While acknowledging that the structure of the appointment procedure for
the senior ranks below major-generals existed and that the observance of
this structure had improved after the Second Lebanon War, the state
comptroller concluded that "the results of the investigation point to
failure to observe some of the criteria established by the IDF as a
condition for receiving appointments…This situation does not jibe with
the aim of appointing officers who have the necessary experience and
know-how to satisfactorily carry out their tasks. The IDF must make
certain that the development of the officer staff, and the
characteristics of service, allow it to meet the criteria established as
a condition for appointment to these jobs."
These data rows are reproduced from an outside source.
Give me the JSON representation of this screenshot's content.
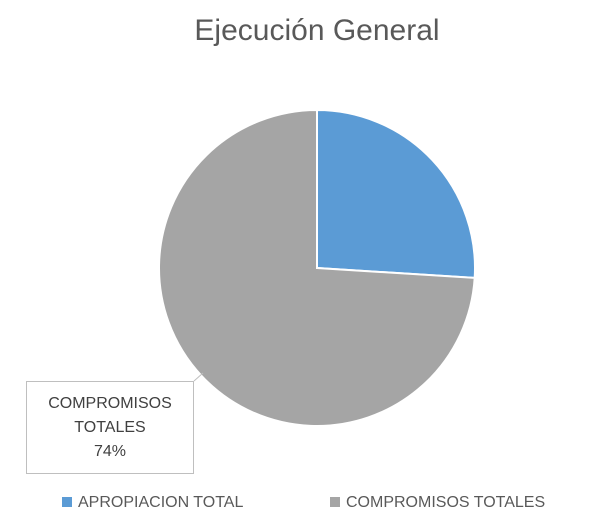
{
  "chart_data": {
    "type": "pie",
    "title": "Ejecución General",
    "categories": [
      "APROPIACION TOTAL",
      "COMPROMISOS TOTALES"
    ],
    "values": [
      26,
      74
    ],
    "value_labels": [
      null,
      "74%"
    ],
    "colors": [
      "#5b9bd5",
      "#a5a5a5"
    ],
    "legend": "bottom"
  }
}
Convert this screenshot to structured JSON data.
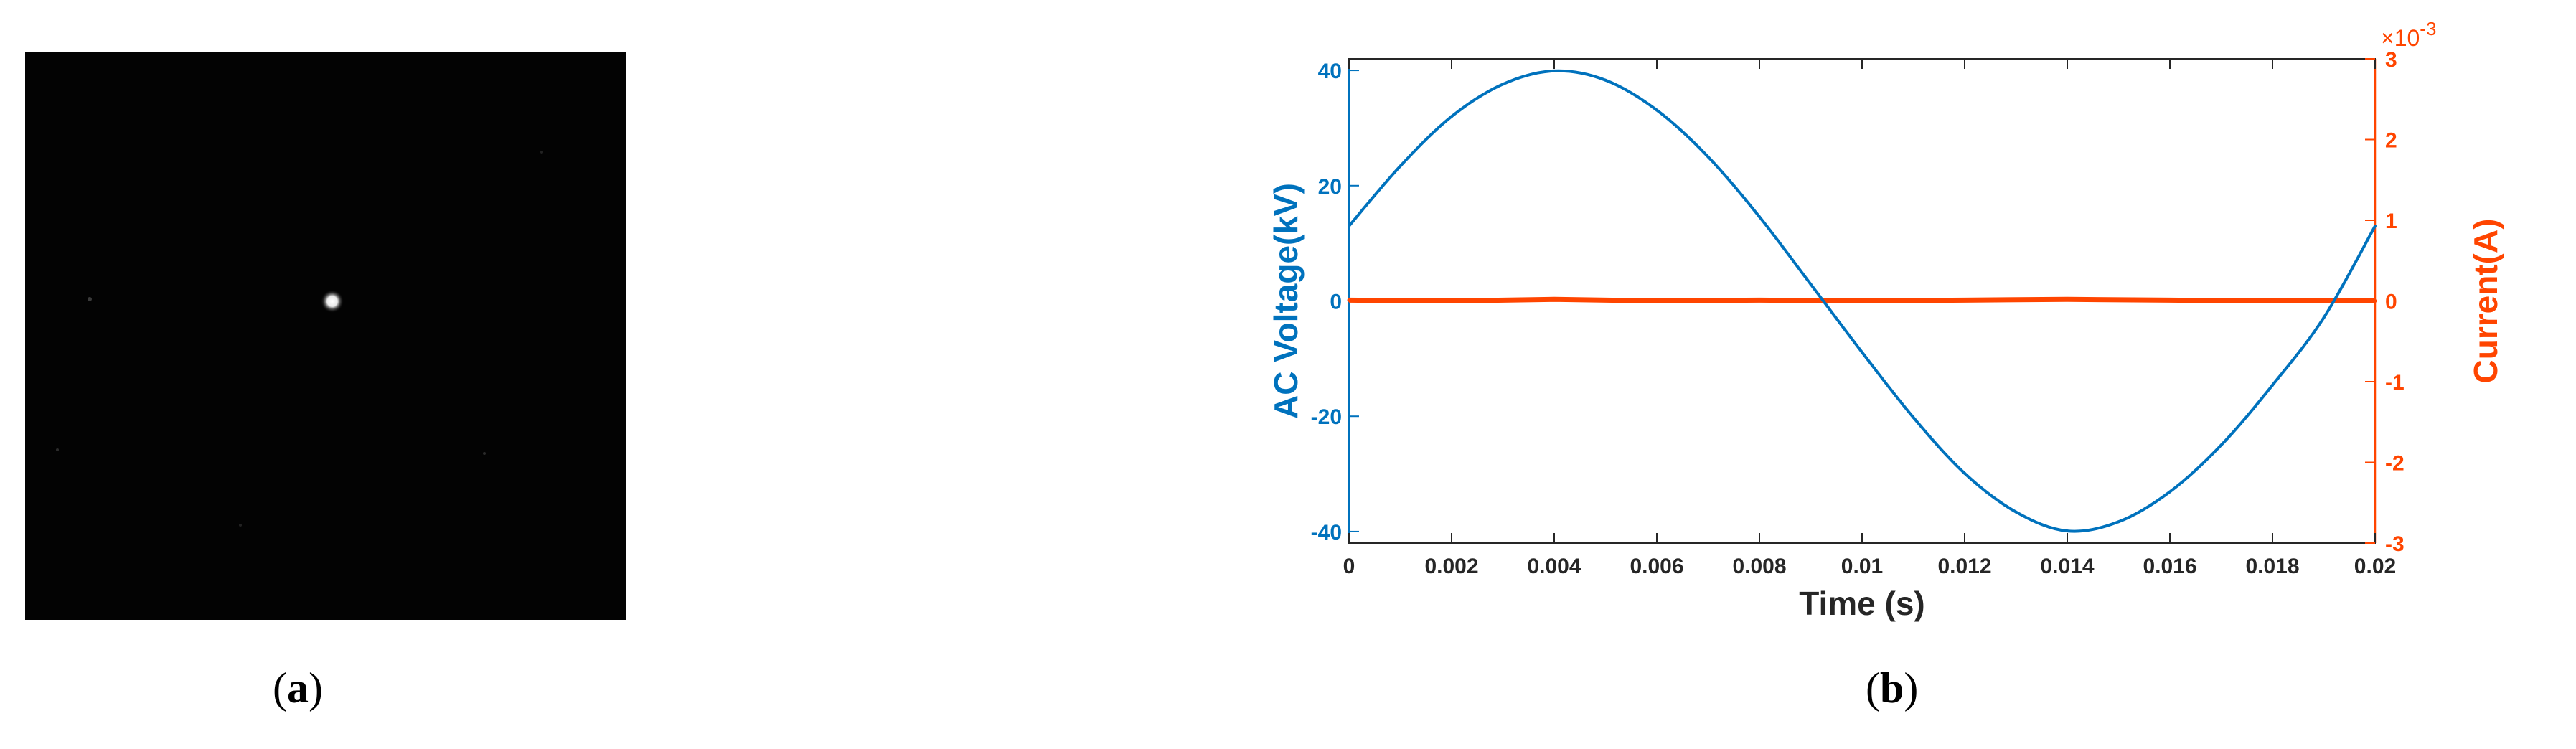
{
  "captions": {
    "a": "a",
    "b": "b"
  },
  "image_a": {
    "background": "#030303",
    "spot_color": "#ffffff"
  },
  "chart_data": {
    "type": "line",
    "xlabel": "Time (s)",
    "ylabel_left": "AC Voltage(kV)",
    "ylabel_right": "Current(A)",
    "right_exponent_label": "×10",
    "right_exponent_power": "-3",
    "xlim": [
      0,
      0.02
    ],
    "ylim_left": [
      -42,
      42
    ],
    "ylim_right": [
      -3,
      3
    ],
    "xticks": [
      "0",
      "0.002",
      "0.004",
      "0.006",
      "0.008",
      "0.01",
      "0.012",
      "0.014",
      "0.016",
      "0.018",
      "0.02"
    ],
    "yticks_left": [
      "40",
      "20",
      "0",
      "-20",
      "-40"
    ],
    "yticks_right": [
      "3",
      "2",
      "1",
      "0",
      "-1",
      "-2",
      "-3"
    ],
    "colors": {
      "voltage": "#0072BD",
      "current": "#FF4500",
      "axes": "#262626"
    },
    "series": [
      {
        "axis": "left",
        "x": [
          0,
          0.001,
          0.002,
          0.003,
          0.004,
          0.005,
          0.006,
          0.007,
          0.008,
          0.009,
          0.01,
          0.011,
          0.012,
          0.013,
          0.014,
          0.015,
          0.016,
          0.017,
          0.018,
          0.019,
          0.02
        ],
        "values": [
          13,
          23.4,
          32,
          37.6,
          39.9,
          38.3,
          33.1,
          25,
          14.6,
          2.9,
          -8.9,
          -20.2,
          -29.9,
          -36.6,
          -39.9,
          -38.3,
          -33.1,
          -25,
          -14.6,
          -2.9,
          13
        ]
      },
      {
        "axis": "right",
        "x": [
          0,
          0.002,
          0.004,
          0.006,
          0.008,
          0.01,
          0.012,
          0.014,
          0.016,
          0.018,
          0.02
        ],
        "values": [
          0.01,
          0.0,
          0.02,
          0.0,
          0.01,
          0.0,
          0.01,
          0.02,
          0.01,
          0.0,
          0.0
        ]
      }
    ]
  }
}
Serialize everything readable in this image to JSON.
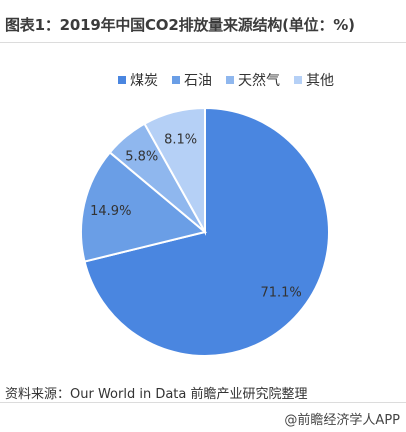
{
  "title": "图表1：2019年中国CO2排放量来源结构(单位：%)",
  "source": "资料来源：Our World in Data 前瞻产业研究院整理",
  "brand": "@前瞻经济学人APP",
  "chart_data": {
    "type": "pie",
    "categories": [
      "煤炭",
      "石油",
      "天然气",
      "其他"
    ],
    "values": [
      71.1,
      14.9,
      5.8,
      8.1
    ],
    "labels": [
      "71.1%",
      "14.9%",
      "5.8%",
      "8.1%"
    ],
    "colors": [
      "#4a86e0",
      "#6a9ee6",
      "#8fb7ee",
      "#b5d0f6"
    ],
    "legend_position": "top"
  }
}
In its response to the report, the IDF spokesman said most of the state
comptroller's comments on the appointments of senior officers were based
on the findings of his initial investigation in 2007. Since then, the
army had begun preparing a "project for the promotion of the officer
staff" in which all of general staff orders were being updated including
those related to the promotion and training of the senior officer
staff. The state comptroller's comments from the initial investigation
had been taken into account in this work, the IDF spokesman said.
The spokesman also replied to the state comptroller's specific criticism
that officers were promoted even though some had not completed the
minimal time in their previous rank. He said the army had amended this
regulation to specifically permit the premature advancement of veteran
and experienced officers who met all the other criteria for advancement.
Regarding the state comptroller's criticism of the lack of fixed
criteria for promoting officers to the rank of lieutenant-general, the
spokesman wrote, "The IDF intends to formally establish certain
parameters including age, training, number of positions held, higher
education degrees and personal profile. The regulation will be presented
to the minister of defense for his comments."